Début jeudi des élections dans la fonction publique, scrutin officiel le 6 décembre

Dialogue social

Policiers, infirmières, éducateurs, pompiers, enseignants… Près de 5,2 millions d’agents publics sont appelés à voter pour désigner leurs représentants le 6 décembre, un scrutin qui démarre jeudi pour partie et donnera au gouvernement une idée des forces en présence pour sa future réforme de la fonction publique.

Communes pour la deuxième fois aux trois versants de la fonction publique (État, territoriale et hospitalière), ces élections à un seul tour se dérouleront à la fois par vote électronique et par correspondance avec une date limite fixée au 6 décembre 2018, jour des élections pour le vote à l’urne.

Avec un projet de loi annoncé pour le premier semestre 2019, l’exécutif souhaite des « interlocuteurs forts, légitimes, robustes », dit le secrétaire d’État à la Fonction publique Olivier Dussopt.

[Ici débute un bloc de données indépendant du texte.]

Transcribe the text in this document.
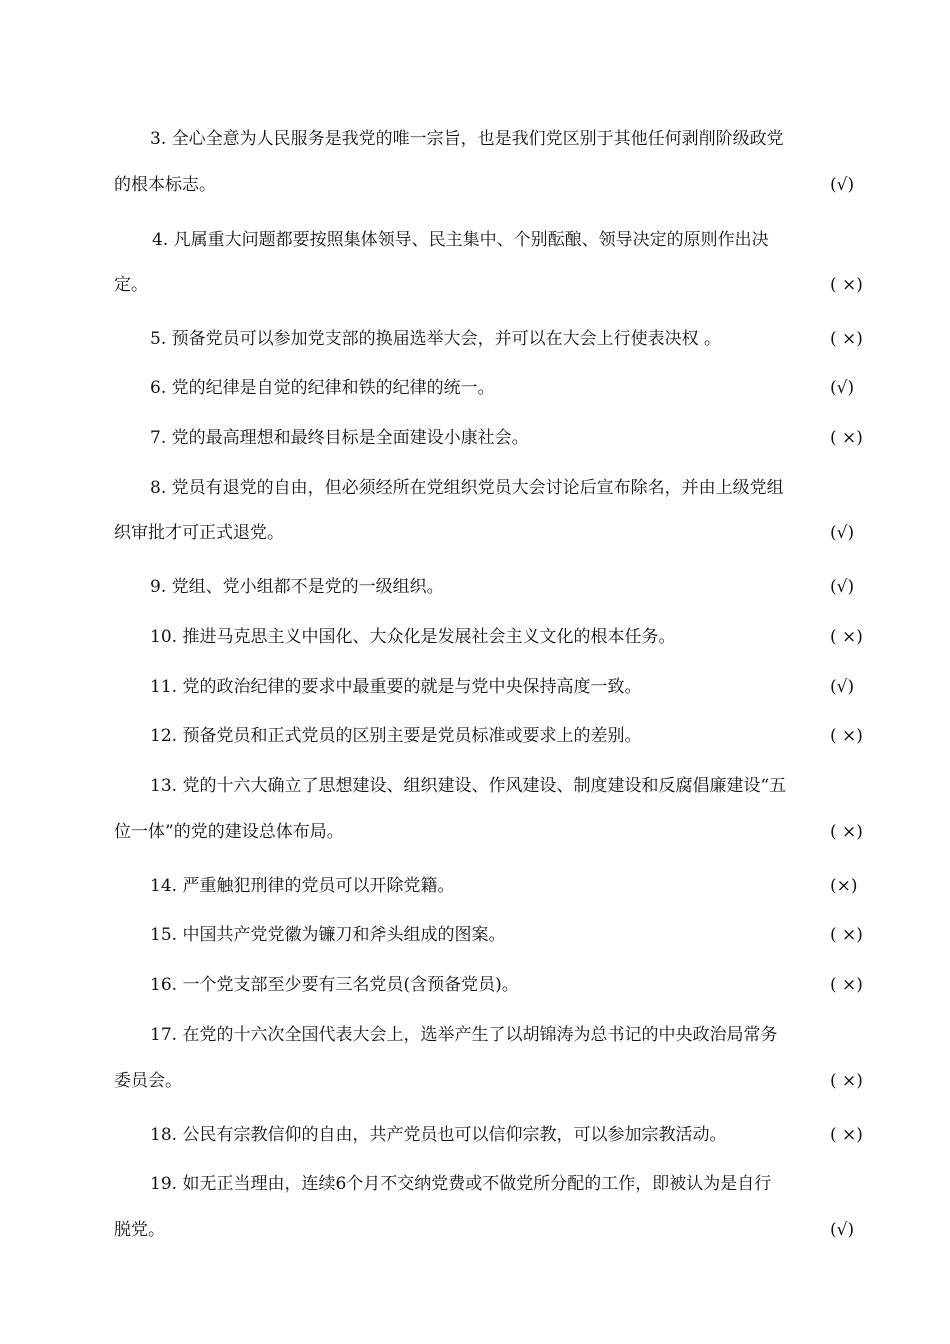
3. 全心全意为人民服务是我党的唯一宗旨，也是我们党区别于其他任何剥削阶级政党
的根本标志。	(√)
4. 凡属重大问题都要按照集体领导、民主集中、个别酝酿、领导决定的原则作出决
定。	( ×)
5. 预备党员可以参加党支部的换届选举大会，并可以在大会上行使表决权 。	( ×)
6. 党的纪律是自觉的纪律和铁的纪律的统一。	(√)
7. 党的最高理想和最终目标是全面建设小康社会。	( ×)
8. 党员有退党的自由，但必须经所在党组织党员大会讨论后宣布除名，并由上级党组
织审批才可正式退党。	(√)
9. 党组、党小组都不是党的一级组织。	(√)
10. 推进马克思主义中国化、大众化是发展社会主义文化的根本任务。	( ×)
11. 党的政治纪律的要求中最重要的就是与党中央保持高度一致。	(√)
12. 预备党员和正式党员的区别主要是党员标准或要求上的差别。	( ×)
13. 党的十六大确立了思想建设、组织建设、作风建设、制度建设和反腐倡廉建设“五
位一体”的党的建设总体布局。	( ×)
14. 严重触犯刑律的党员可以开除党籍。	(×)
15. 中国共产党党徽为镰刀和斧头组成的图案。	( ×)
16. 一个党支部至少要有三名党员(含预备党员)。	( ×)
17. 在党的十六次全国代表大会上，选举产生了以胡锦涛为总书记的中央政治局常务
委员会。	( ×)
18. 公民有宗教信仰的自由，共产党员也可以信仰宗教，可以参加宗教活动。	( ×)
19. 如无正当理由，连续6个月不交纳党费或不做党所分配的工作，即被认为是自行
脱党。	(√)
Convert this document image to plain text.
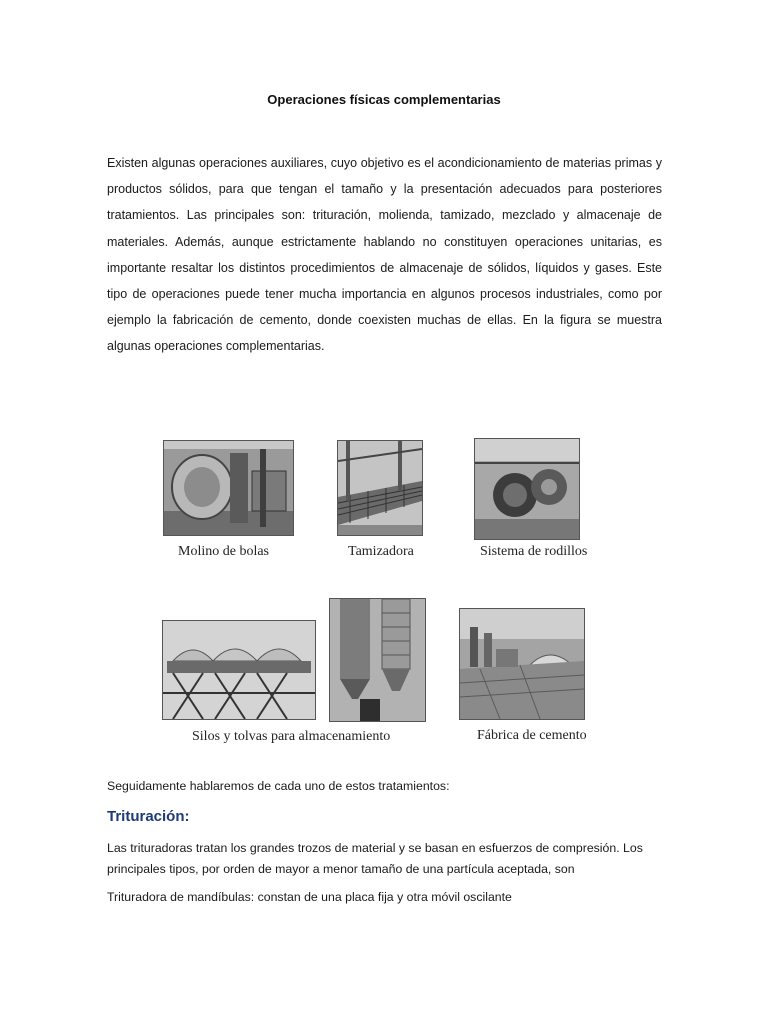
Operaciones físicas complementarias

Existen algunas operaciones auxiliares, cuyo objetivo es el acondicionamiento de materias primas y productos sólidos, para que tengan el tamaño y la presentación adecuados para posteriores tratamientos. Las principales son: trituración, molienda, tamizado, mezclado y almacenaje de materiales. Además, aunque estrictamente hablando no constituyen operaciones unitarias, es importante resaltar los distintos procedimientos de almacenaje de sólidos, líquidos y gases. Este tipo de operaciones puede tener mucha importancia en algunos procesos industriales, como por ejemplo la fabricación de cemento, donde coexisten muchas de ellas. En la figura se muestra algunas operaciones complementarias.

Molino de bolas	Tamizadora	Sistema de rodillos
Silos y tolvas para almacenamiento	Fábrica de cemento

Seguidamente hablaremos de cada uno de estos tratamientos:

Trituración:

Las trituradoras tratan los grandes trozos de material y se basan en esfuerzos de compresión. Los principales tipos, por orden de mayor a menor tamaño de una partícula aceptada, son

Trituradora de mandíbulas: constan de una placa fija y otra móvil oscilante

Face à la CGT, premier syndicat toutes fonctions publiques confondues, la CFDT, deuxième, entend grignoter des points. Et Mylène Jacquot, secrétaire générale de l’Uffa-CFDT, ne s’en cache pas : à défaut de détrôner la centrale de Montreuil chez les agents publics, l’objectif est de devenir le « premier » syndicat de France (secteurs public et privé réunis).

Mais la CGT n’a pas dit son dernier mot. « Nous n’avons pas de raison d’être pessimistes », souligne son représentant Jean-Marc Canon, pour qui le « premier enjeu, c’est la participation », tombée à 52,8 % lors du dernier scrutin en 2014 (environ 55 % en 2011). Il espère qu’elle ne passe pas « sous la barre symbolique des 50 % ».

De 25,4 % en 2011, la CGT a reculé à 23,1 % en 2014 mais avec encore près de quatre points d’avance sur la CFDT (19,3% ). À la troisième place, mais première dans la fonction publique d’État, figure FO (18,6 %), dont le représentant Christian Grolier a manqué de peu de prendre la tête de la confédération après la démission de Pascal Pavageau.

Derrière, viennent les six autres syndicats représentatifs : l’Unsa (10,4 %), la FSU (7,9 %), Solidaires (6,85 %), la CFTC (3,3 %), la CFE-CGC (2,9 %) et la FA-FP (Autonomes, 2,9 %).

La participation sera aussi scrutée à Bercy.

Indice

Il est « extrêmement important pour le gouvernement et l’ensemble des employeurs publics d’avoir face à eux des organisations syndicales qui soient légitimées par une participation forte », souligne M. Dussopt. Un argument réfuté par les syndicats. La CGT « ne délégitime pas la démocratie politique », souligne M. Canon, en évoquant la participation aux derniers scrutins politiques. Il dénonce « un jeu dangereux » du gouvernement « sur la démocratie sociale ».

Dans la participation, l’exécutif voit aussi peut-être un indice du potentiel de mobilisation face à son projet de réforme de la fonction publique et aux 120 000 suppressions de postes programmées d’ici la fin du quinquennat.

Les orientations de ce projet – recours accru aux contractuels (agents hors statut), rémunération au mérite, incitation au départ ou encore fusion d’instances représentatives comme dans le privé – sont autant de points de discorde avec les syndicats. Ces derniers ont aussi plusieurs fois fustigé un dialogue social « inexistant ».

Autre motif d’inquiétude, la future réforme des retraites qui devrait entraîner la disparition des régimes spéciaux, comme celui de la fonction publique.

Au total, quelque 5,17 millions d’agents publics – fonctionnaires et contractuels – sont appelés à voter. Les voix des personnels encore fonctionnaires de la Poste, où les élections sont prévues du 3 au 6 décembre 2018, seront aussi prises en compte.

Dans la fonction publique d’État (FPE), le vote électronique, introduit pour la première fois en 2011 – dans l’éducation – et auquel plusieurs syndicats imputent la chute de la participation, devrait concerner cette année 72 % des effectifs, soit plus d’un million et demi d’agents.

Les résultats provisoires, donnant la représentativité syndicale nationale, sont attendus le 11 décembre et les définitifs le 20 décembre 2018.

Parmi les 22 000 instances renouvelées à cette occasion, pour quatre ans, certaines devraient fusionner dans le cadre de la réforme. Il en est ainsi des comités techniques (CT) – qui s’occupent du fonctionnement des services – et des comités d’hygiène, de sécurité et des conditions de travail (CHSCT), qui seraient réunis dans une nouvelle instance.

Le gouvernement entend aussi réduire le nombre de commissions administratives paritaires (CAP) qui traitent des carrières individuelles des fonctionnaires.